The Old Globe Theatre is where talented and creative minds come together to conjure up breathtakingly fresh theatrical ideas. Unlike the alchemists and dreamers of old who thought they could turn lead into gold, our modern day theatrical alchemists now work with words, songs and music. When called upon they can indeed, reinvent and turn out smashingly good results delivering a wonderful, witty, and brilliantly entertainingly evening of theatre in the bargain.
Which brings me to “A Gentlemen’s Guide to Love and Murder” now currently at The Old Globe’s Donald and Darlene Shiley stage in San Diego’s Balboa Park. This world premiere musical comedy conjured up by the remarkable team of Robert L. Freedman and Steven Lutvak, and brilliantly directed by Darko Tresnjak, is an early Christmas gift to the city of San Diego.
Good as the creators of this hilarious production are, it still takes wonderfully talented actor/singers, and a first-rate creative team to seal the deal. Without this superb cast, one would probably have a good show, yes. But with a great cast one can have a great show. And that’s the reality currently taking place at one of America’s finest Regional theatres. There’s not a false note in this production.
The story is not new by a long shot. Roy Horniman’s novel “Israel Rank” became the basis of the 1949 British comedy movie “Kind Hearts and Coronets”. The black-comedy film about English aristocrats, their titles, and the role of succession in their Edwardian society, made an international star out of Alec Guinness. So, the project is off to a good start.
The play revolves around Monty Navarro (a terrific Ken Barnett with a terrific voice), who is on a mission to avenge the honor of his deceased mother in this extremely funny and entertaining musical about a “serial killer” with a hidden agenda. Navarro is determined to avenge the family honor and inherit an Earldom in the process. I know, I know. How can one make a hero and/or a likable protagonist out of a character who is dead set (pun intended) on murdering his relatives in a quest for a mere Earldom, you ask? Have you ever heard of a chap named Richard III or an organization called The Friends of Richard III? According to the society’s PR flack, the poor fellow was outrageously misunderstood. Richard couldn’t or wouldn’t hurt a fly, let alone murder his relatives… even for a kingdom.

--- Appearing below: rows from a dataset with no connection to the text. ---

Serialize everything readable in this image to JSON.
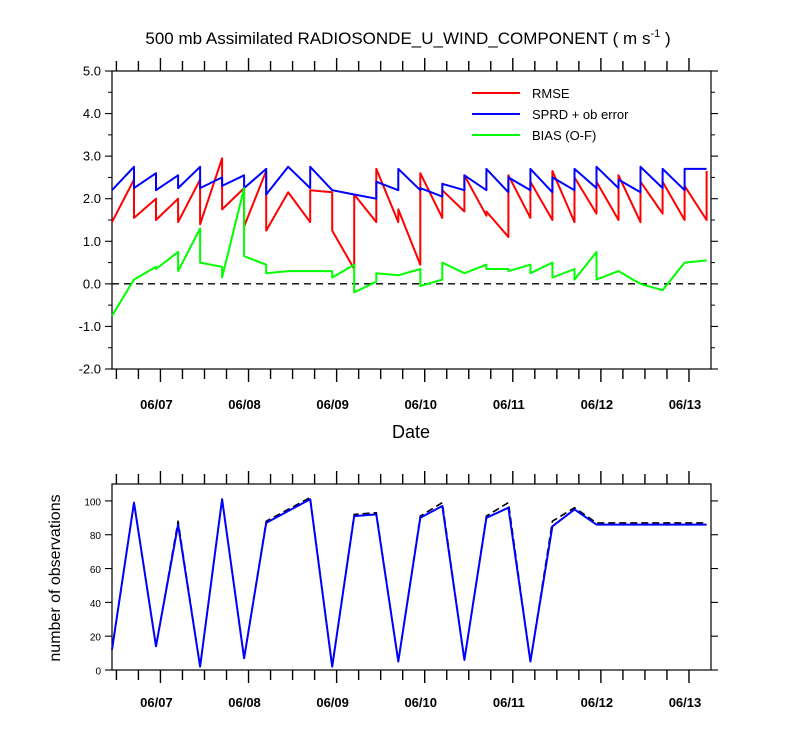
{
  "chart_data": [
    {
      "type": "line",
      "title_main": "500 mb Assimilated RADIOSONDE_U_WIND_COMPONENT ( m s",
      "title_sup": "-1",
      "title_end": " )",
      "xlabel": "Date",
      "ylabel": "",
      "xlim": [
        0,
        6.8
      ],
      "ylim": [
        -2.0,
        5.0
      ],
      "y_ticks": [
        -2.0,
        -1.0,
        0.0,
        1.0,
        2.0,
        3.0,
        4.0,
        5.0
      ],
      "y_tick_labels": [
        "-2.0",
        "-1.0",
        "0.0",
        "1.0",
        "2.0",
        "3.0",
        "4.0",
        "5.0"
      ],
      "x_ticks": [
        0.55,
        1.55,
        2.55,
        3.55,
        4.55,
        5.55,
        6.55
      ],
      "x_tick_labels": [
        "06/07",
        "06/08",
        "06/09",
        "06/10",
        "06/11",
        "06/12",
        "06/13"
      ],
      "zero_line": 0.0,
      "series": [
        {
          "name": "RMSE",
          "color": "#ff0000",
          "x": [
            0,
            0.25,
            0.25,
            0.5,
            0.5,
            0.75,
            0.75,
            1.0,
            1.0,
            1.25,
            1.25,
            1.5,
            1.5,
            1.75,
            1.75,
            2.0,
            2.25,
            2.25,
            2.5,
            2.5,
            2.75,
            2.75,
            3.0,
            3.0,
            3.25,
            3.25,
            3.5,
            3.5,
            3.75,
            3.75,
            4.0,
            4.0,
            4.25,
            4.25,
            4.5,
            4.5,
            4.75,
            4.75,
            5.0,
            5.0,
            5.25,
            5.25,
            5.5,
            5.5,
            5.75,
            5.75,
            6.0,
            6.0,
            6.25,
            6.25,
            6.5,
            6.5,
            6.75,
            6.75
          ],
          "y": [
            1.45,
            2.45,
            1.55,
            2.0,
            1.5,
            2.0,
            1.45,
            2.45,
            1.4,
            2.95,
            1.75,
            2.25,
            1.35,
            2.65,
            1.25,
            2.15,
            1.45,
            2.2,
            2.15,
            1.25,
            0.35,
            2.1,
            1.45,
            2.7,
            1.45,
            1.75,
            0.45,
            2.6,
            1.55,
            2.2,
            1.7,
            2.55,
            1.6,
            1.7,
            1.1,
            2.55,
            1.55,
            2.4,
            1.5,
            2.65,
            1.45,
            2.5,
            1.65,
            2.4,
            1.5,
            2.55,
            1.45,
            2.4,
            1.65,
            2.4,
            1.5,
            2.3,
            1.5,
            2.65
          ]
        },
        {
          "name": "SPRD + ob error",
          "color": "#0000ff",
          "x": [
            0,
            0.25,
            0.25,
            0.5,
            0.5,
            0.75,
            0.75,
            1.0,
            1.0,
            1.25,
            1.25,
            1.5,
            1.5,
            1.75,
            1.75,
            2.0,
            2.25,
            2.25,
            2.5,
            2.5,
            2.75,
            2.75,
            3.0,
            3.0,
            3.25,
            3.25,
            3.5,
            3.5,
            3.75,
            3.75,
            4.0,
            4.0,
            4.25,
            4.25,
            4.5,
            4.5,
            4.75,
            4.75,
            5.0,
            5.0,
            5.25,
            5.25,
            5.5,
            5.5,
            5.75,
            5.75,
            6.0,
            6.0,
            6.25,
            6.25,
            6.5,
            6.5,
            6.75
          ],
          "y": [
            2.2,
            2.75,
            2.25,
            2.6,
            2.2,
            2.55,
            2.25,
            2.75,
            2.25,
            2.5,
            2.3,
            2.55,
            2.25,
            2.7,
            2.1,
            2.75,
            2.25,
            2.75,
            2.2,
            2.2,
            2.1,
            2.1,
            2.0,
            2.4,
            2.2,
            2.7,
            2.2,
            2.25,
            2.05,
            2.35,
            2.2,
            2.55,
            2.2,
            2.7,
            2.15,
            2.5,
            2.2,
            2.7,
            2.15,
            2.5,
            2.2,
            2.7,
            2.25,
            2.75,
            2.25,
            2.45,
            2.15,
            2.75,
            2.25,
            2.7,
            2.2,
            2.7,
            2.7
          ]
        },
        {
          "name": "BIAS (O-F)",
          "color": "#00ff00",
          "x": [
            0,
            0.25,
            0.5,
            0.5,
            0.75,
            0.75,
            1.0,
            1.0,
            1.25,
            1.25,
            1.5,
            1.5,
            1.75,
            1.75,
            2.0,
            2.25,
            2.5,
            2.5,
            2.75,
            2.75,
            3.0,
            3.0,
            3.25,
            3.25,
            3.5,
            3.5,
            3.75,
            3.75,
            4.0,
            4.0,
            4.25,
            4.25,
            4.5,
            4.5,
            4.75,
            4.75,
            5.0,
            5.0,
            5.25,
            5.25,
            5.5,
            5.5,
            5.75,
            5.75,
            6.0,
            6.0,
            6.25,
            6.25,
            6.5,
            6.75
          ],
          "y": [
            -0.75,
            0.1,
            0.4,
            0.35,
            0.75,
            0.3,
            1.3,
            0.5,
            0.4,
            0.15,
            2.25,
            0.65,
            0.45,
            0.25,
            0.3,
            0.3,
            0.3,
            0.15,
            0.45,
            -0.2,
            0.05,
            0.25,
            0.2,
            0.2,
            0.35,
            -0.05,
            0.1,
            0.5,
            0.25,
            0.25,
            0.45,
            0.35,
            0.35,
            0.3,
            0.45,
            0.25,
            0.5,
            0.15,
            0.35,
            0.1,
            0.75,
            0.1,
            0.3,
            0.3,
            0.0,
            0.0,
            -0.15,
            -0.15,
            0.5,
            0.55
          ]
        }
      ],
      "legend": [
        {
          "label": "RMSE",
          "color": "#ff0000"
        },
        {
          "label": "SPRD + ob error",
          "color": "#0000ff"
        },
        {
          "label": "BIAS (O-F)",
          "color": "#00ff00"
        }
      ]
    },
    {
      "type": "line",
      "title": "",
      "xlabel": "",
      "ylabel": "number of observations",
      "xlim": [
        0,
        6.8
      ],
      "ylim": [
        0,
        110
      ],
      "y_ticks": [
        0,
        20,
        40,
        60,
        80,
        100
      ],
      "y_tick_labels": [
        "0",
        "20",
        "40",
        "60",
        "80",
        "100"
      ],
      "x_ticks": [
        0.55,
        1.55,
        2.55,
        3.55,
        4.55,
        5.55,
        6.55
      ],
      "x_tick_labels": [
        "06/07",
        "06/08",
        "06/09",
        "06/10",
        "06/11",
        "06/12",
        "06/13"
      ],
      "series": [
        {
          "name": "observations (solid)",
          "color": "#0000ff",
          "x": [
            0,
            0.25,
            0.5,
            0.75,
            1.0,
            1.25,
            1.5,
            1.75,
            2.25,
            2.5,
            2.75,
            3.0,
            3.25,
            3.5,
            3.75,
            4.0,
            4.25,
            4.5,
            4.75,
            5.0,
            5.25,
            5.5,
            5.75,
            6.0,
            6.25,
            6.5,
            6.75
          ],
          "y": [
            12,
            99,
            14,
            86,
            2,
            101,
            7,
            87,
            101,
            2,
            91,
            92,
            5,
            90,
            97,
            6,
            90,
            96,
            5,
            85,
            95,
            86,
            86,
            86,
            86,
            86,
            86
          ]
        },
        {
          "name": "observations (dashed)",
          "color": "#000000",
          "x": [
            0,
            0.25,
            0.5,
            0.75,
            1.0,
            1.25,
            1.5,
            1.75,
            2.25,
            2.5,
            2.75,
            3.0,
            3.25,
            3.5,
            3.75,
            4.0,
            4.25,
            4.5,
            4.75,
            5.0,
            5.25,
            5.5,
            5.75,
            6.0,
            6.25,
            6.5,
            6.75
          ],
          "y": [
            12,
            99,
            14,
            88,
            2,
            101,
            7,
            88,
            102,
            2,
            92,
            93,
            5,
            91,
            99,
            6,
            91,
            99,
            5,
            88,
            96,
            87,
            87,
            87,
            87,
            87,
            87
          ]
        }
      ]
    }
  ]
}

Be that as it may, this production is a musical comedy and a darn funny one at that.
There are eight D’Ysquith relatives who stand in Monty’s way in his quest to become the Ninth Earl of Highhurst, and all eight D’Ysquith characters are brilliantly played by the incredible, Tony-winning Jefferson Mays. It’s an amazing, athletic, glisteningly polished tour de force performance.
In between the silliness and the serious, there’s time for two love interests to distract Monty from his primary plan. Sibella (the lovely, svelte, soprano played by Lisa O’Hare) is the object of Monty’s fantasy-wife image. She however, doesn’t find him suitable husband material. He has no money or social position. The result…Sibella marries another, but she doesn’t cut the “mistress” chord completely much to Monty’s relief.
Phoebe D’Ysquith (a patrician-like Chilina Kennedy and the possessor of a fabulous voice) on the other hand, is rich and she has a social position in spades! It’s a no-brainer… Monty becomes engaged to Phoebe and the elimination contest begins.
What is so entertaining – if I may use that word in the context of the title – about “A Gentleman’s Guide to Love and Murder” is how creatively the authors and director Tresnjak have planned the many different methods that are used to eliminate the D’Ysquith line of succession. It’s absolutely delightful to watch nine performers go through their paces with precision, crispness, and confidence. With a solid cast of supporting and ensemble players, this delicious production is a feast for the eyes and ears.
Just the way it’s staged, with its picture-book framing of scenes, the classic look of Edwardian England and its many clever directorial touches, it’s easy to see the fingerprints of director Tresnjak all over this production (he does like the color red as I remember from his days as the Globe’s former artistic director).
The creative team for this production features: Scenic Designer Alexander Dodge; Lighting Designer Philip S. Rosenberg. Costumes designed by Linda Cho; Sound design by Dan Moses Schreier; Projection Designs by Aaron Rhyne; Music Director Mike Ruckles; Jonathan Tunick Orchestrations; and Vocal Arrangements by Diane Adams McDowell and Steve Lutvak. A special kudo goes to Dialect Consultant Jan Gist for keeping the Yanks on their “accent toes”.
“A Gentleman’s Guide to Love and Murder” is another winning production from The Old Globe, and one that has “Broadway transfer potential” stamped boldly on it from the minute the curtain went up. It runs through April 14th. Don’t miss it!